Cluster Optiomization

ragian · January 19, 2020, 9:38am

I need to optimize my elasticsearch cluster to have better performance on all kind of queries.

The current configuration of the cluster is:

Elastic 6.4.0

3 nodes (master, data, ingest)

4 core
16 GB ram (heap 8GB)
1 EBS disk of 1TB

~ 200 indexes
~ 4200 shard (12 shard per index, replica 1 (primary + its copy))
~ 1.5 billion of documents
~ 1.5 TB of data stored

more details about the indexes:

1 index of 100GB
80 indexes of 2GB each-one
80 indexes of 7GB each-one

Continues bulk update queries on the index of 100GB (refresh interval 2s).

Insert on the other indexes (about 10 inserts/second with refresh interval 60s)

Search query on all the indexes with a lot of queries using the index_date_* pattern and that has to scan a lot of indexes (80).

The biggest problem that I have with this configuration is an high load of master server when a query that has to scan 80 indexes is launched. The singular query takes about 2 seconds but a lots of this query are launched in parallel and the execution time increase (until 20 seconds and more) with the master server with a very high load.

I was thinking to a new clustes configuration like this:

3 nodes (data, ingest) (AWS EC2 i3.xlarge instances)

4 cores
30 GB ram (heap 24GB)
Local storage NVMe

3 nodes (master) (AWS EC2 i3.large instances)

2 core
15GB ram (heap 9GB)
Local storage NVMe

I know that the only way to validate the configuration is a test the configuration on the field but according to your experiance, it could be a good starting point to manage my data?

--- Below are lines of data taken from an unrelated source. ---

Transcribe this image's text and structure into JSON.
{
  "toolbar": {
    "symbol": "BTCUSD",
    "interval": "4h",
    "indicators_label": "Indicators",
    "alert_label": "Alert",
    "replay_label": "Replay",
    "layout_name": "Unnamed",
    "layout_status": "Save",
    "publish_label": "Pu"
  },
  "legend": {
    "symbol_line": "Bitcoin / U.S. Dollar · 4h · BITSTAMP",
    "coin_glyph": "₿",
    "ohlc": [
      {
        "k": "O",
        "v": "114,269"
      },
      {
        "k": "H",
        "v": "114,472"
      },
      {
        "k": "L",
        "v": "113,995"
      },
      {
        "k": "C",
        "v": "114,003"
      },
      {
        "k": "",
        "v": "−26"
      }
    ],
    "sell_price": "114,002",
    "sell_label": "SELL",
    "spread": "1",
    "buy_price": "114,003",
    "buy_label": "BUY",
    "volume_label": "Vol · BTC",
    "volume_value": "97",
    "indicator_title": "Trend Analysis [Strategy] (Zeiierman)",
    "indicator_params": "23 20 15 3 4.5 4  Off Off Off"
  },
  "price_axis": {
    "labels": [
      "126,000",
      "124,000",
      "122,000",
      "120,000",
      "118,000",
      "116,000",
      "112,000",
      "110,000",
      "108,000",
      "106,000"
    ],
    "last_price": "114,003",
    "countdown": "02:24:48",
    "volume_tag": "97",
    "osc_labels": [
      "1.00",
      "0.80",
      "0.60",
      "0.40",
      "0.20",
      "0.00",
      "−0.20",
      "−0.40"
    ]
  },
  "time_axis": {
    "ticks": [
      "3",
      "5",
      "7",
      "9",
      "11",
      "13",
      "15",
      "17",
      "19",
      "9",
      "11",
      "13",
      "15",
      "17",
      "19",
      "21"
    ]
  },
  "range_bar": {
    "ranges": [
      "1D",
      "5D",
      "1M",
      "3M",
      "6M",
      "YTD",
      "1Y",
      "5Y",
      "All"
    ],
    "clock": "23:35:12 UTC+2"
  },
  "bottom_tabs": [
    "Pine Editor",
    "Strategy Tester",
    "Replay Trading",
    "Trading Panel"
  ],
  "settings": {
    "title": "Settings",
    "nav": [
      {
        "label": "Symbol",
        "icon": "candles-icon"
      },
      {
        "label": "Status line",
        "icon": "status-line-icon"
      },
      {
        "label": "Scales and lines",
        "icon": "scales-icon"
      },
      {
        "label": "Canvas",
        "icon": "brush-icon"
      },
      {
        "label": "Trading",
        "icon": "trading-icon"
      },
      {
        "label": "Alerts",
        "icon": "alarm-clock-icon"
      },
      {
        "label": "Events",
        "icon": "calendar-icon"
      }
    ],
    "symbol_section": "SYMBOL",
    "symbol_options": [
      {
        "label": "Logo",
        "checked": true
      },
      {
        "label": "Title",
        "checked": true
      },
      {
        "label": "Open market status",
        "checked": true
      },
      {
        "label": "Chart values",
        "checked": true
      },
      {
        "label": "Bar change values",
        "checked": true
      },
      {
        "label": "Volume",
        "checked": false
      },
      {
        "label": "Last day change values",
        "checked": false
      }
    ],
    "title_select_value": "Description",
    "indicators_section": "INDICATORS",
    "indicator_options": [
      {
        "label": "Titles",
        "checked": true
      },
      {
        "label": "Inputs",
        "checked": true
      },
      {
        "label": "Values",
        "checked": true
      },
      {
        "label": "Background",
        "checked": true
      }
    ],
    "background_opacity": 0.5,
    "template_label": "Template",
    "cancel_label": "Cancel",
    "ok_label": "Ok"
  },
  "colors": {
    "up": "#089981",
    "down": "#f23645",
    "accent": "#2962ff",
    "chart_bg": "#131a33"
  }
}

Christian_Dahlqvist · January 19, 2020, 9:47am

As far as I can tell you have far too many shards, which often have a negative impact on performance. Please read this blog post for practical guidance. I would also recommend investigating what is limiting performance, e.g. checking disk I/O using iostat and monitoring CPU usage and GC.

I do think switching to i3 instances will help with disk I/O, which is often the bottleneck. As dedicated master nodes should not serve traffic (indexing or querying) they do not need to be large or have good storage. I would recommend using m5.large instances rather than i3.large.

DavidTurner · January 19, 2020, 10:21am

This is far too many shards, which is a common source of performance issues.

These small indices would be better off having just a single primary, and it would be even better to combine them further into larger indices. If they are time-based indices then consider using rollover, maybe via ILM, to roll over less frequently so you can target a larger shard size.

Here is an article that gives more details on shard count:

system · February 16, 2020, 10:21am

This topic was automatically closed 28 days after the last reply. New replies are no longer allowed.